Anybody talk about Palestine? Were any of your family Zionists?

Eh, no there was no Z...ever, were not.

Was anybody, was there a Zionist movement in?

Oh yeah, the Zionist movement, Zionist groups, young groups, was always, but, eh.

But your family--what, stayed away from them?

Uh, I was young. And other and other brothers were busy at work and I don't think they. Yeah, my father be...belonged to Verein. You know, from Verein?.


For the workers, Verein.

Was he was Bundist?

No, not Bundist...

He was just...

...just eh, for--'cause he was working, a worker like that.

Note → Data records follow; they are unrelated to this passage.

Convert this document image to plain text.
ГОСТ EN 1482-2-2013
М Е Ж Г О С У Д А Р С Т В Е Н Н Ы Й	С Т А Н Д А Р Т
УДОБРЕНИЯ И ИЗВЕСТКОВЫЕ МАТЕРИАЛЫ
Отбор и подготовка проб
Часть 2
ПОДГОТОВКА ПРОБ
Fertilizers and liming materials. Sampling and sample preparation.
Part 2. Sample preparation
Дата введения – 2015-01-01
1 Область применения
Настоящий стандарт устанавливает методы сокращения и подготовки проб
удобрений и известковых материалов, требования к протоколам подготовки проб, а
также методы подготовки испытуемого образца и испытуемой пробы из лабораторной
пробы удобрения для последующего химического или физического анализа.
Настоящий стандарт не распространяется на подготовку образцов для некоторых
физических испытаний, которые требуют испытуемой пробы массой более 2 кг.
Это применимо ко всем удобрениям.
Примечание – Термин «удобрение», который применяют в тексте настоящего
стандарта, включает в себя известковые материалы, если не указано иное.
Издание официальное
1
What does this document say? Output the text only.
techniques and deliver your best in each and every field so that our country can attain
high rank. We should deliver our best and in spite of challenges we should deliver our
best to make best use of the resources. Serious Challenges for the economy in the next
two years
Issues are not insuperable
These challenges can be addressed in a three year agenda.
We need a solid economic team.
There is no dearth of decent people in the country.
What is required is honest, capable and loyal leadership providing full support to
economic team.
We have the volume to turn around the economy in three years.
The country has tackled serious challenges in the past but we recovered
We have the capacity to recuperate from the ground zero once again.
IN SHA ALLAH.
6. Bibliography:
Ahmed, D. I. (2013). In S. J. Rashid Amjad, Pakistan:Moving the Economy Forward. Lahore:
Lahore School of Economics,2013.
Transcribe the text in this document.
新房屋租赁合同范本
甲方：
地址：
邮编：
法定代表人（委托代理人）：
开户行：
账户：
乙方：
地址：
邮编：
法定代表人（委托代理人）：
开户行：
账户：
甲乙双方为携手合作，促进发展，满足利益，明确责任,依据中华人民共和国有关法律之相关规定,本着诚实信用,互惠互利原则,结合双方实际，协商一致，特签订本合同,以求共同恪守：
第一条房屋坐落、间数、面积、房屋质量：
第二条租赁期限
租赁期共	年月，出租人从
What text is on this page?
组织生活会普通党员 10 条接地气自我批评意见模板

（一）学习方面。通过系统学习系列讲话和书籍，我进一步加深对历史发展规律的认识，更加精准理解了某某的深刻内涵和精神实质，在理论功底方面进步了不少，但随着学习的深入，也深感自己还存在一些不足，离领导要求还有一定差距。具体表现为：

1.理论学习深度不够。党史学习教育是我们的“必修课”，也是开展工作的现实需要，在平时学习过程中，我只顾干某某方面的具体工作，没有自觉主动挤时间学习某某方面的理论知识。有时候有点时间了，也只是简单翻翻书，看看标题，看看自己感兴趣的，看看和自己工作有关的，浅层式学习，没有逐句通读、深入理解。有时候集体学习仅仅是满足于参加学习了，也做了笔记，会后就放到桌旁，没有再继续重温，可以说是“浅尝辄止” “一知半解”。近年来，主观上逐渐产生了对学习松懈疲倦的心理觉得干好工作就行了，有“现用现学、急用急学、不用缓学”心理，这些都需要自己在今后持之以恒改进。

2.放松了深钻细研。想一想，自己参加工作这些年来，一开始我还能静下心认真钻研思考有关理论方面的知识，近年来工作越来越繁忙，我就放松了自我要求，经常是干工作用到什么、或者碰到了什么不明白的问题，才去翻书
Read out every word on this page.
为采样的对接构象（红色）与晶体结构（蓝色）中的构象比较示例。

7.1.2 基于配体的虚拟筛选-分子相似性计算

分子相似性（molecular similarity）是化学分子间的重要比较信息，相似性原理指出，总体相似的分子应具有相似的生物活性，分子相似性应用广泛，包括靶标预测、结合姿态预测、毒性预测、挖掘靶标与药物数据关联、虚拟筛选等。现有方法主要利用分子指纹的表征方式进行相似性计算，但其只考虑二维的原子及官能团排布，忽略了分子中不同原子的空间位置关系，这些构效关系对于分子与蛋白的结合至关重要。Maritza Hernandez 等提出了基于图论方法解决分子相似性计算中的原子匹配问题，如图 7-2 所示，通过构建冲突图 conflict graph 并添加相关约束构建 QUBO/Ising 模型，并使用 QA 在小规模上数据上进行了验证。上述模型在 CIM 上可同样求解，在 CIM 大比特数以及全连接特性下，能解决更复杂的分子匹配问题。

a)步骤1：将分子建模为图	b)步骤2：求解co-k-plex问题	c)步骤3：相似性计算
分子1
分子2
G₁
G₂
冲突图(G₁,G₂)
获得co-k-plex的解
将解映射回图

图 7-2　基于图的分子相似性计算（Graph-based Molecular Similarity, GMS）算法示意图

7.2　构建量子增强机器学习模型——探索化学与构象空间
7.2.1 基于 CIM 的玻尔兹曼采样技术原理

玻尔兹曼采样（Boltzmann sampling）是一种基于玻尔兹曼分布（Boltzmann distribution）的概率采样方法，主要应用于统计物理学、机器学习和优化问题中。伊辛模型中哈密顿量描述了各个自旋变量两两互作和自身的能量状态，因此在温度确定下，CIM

Um, so it was a skilled workers Verein? The shoe makers union maybe?

Yeah, I would say, yeah eh, could, like, he was, like somebody'd come in when, after his shoes made and do it, yeah. And uh, but mostly we uh, my father's business was eh, we, to...we went, we went to Warsaw. And from Warsaw we bought the best used shoes, you know, in the big city, in the province, my hometown, Ostrowiec. And then we sell in, in market. And I used to go on vac...on vacation time, there was before the war that, I was school, going still in school, before I w...so I was, I was able to go without, you know like if you go with your father you're allowed, you can go with your father. So--and then other time going my father to Warsaw and buying shoes. And...

Did you go to Lublin a lot, as well?

No. Lublin, I had, Lublin I had a cousin living from my mother's side. There was a cousin living in Lublin. But never went to Lublin, Lublin.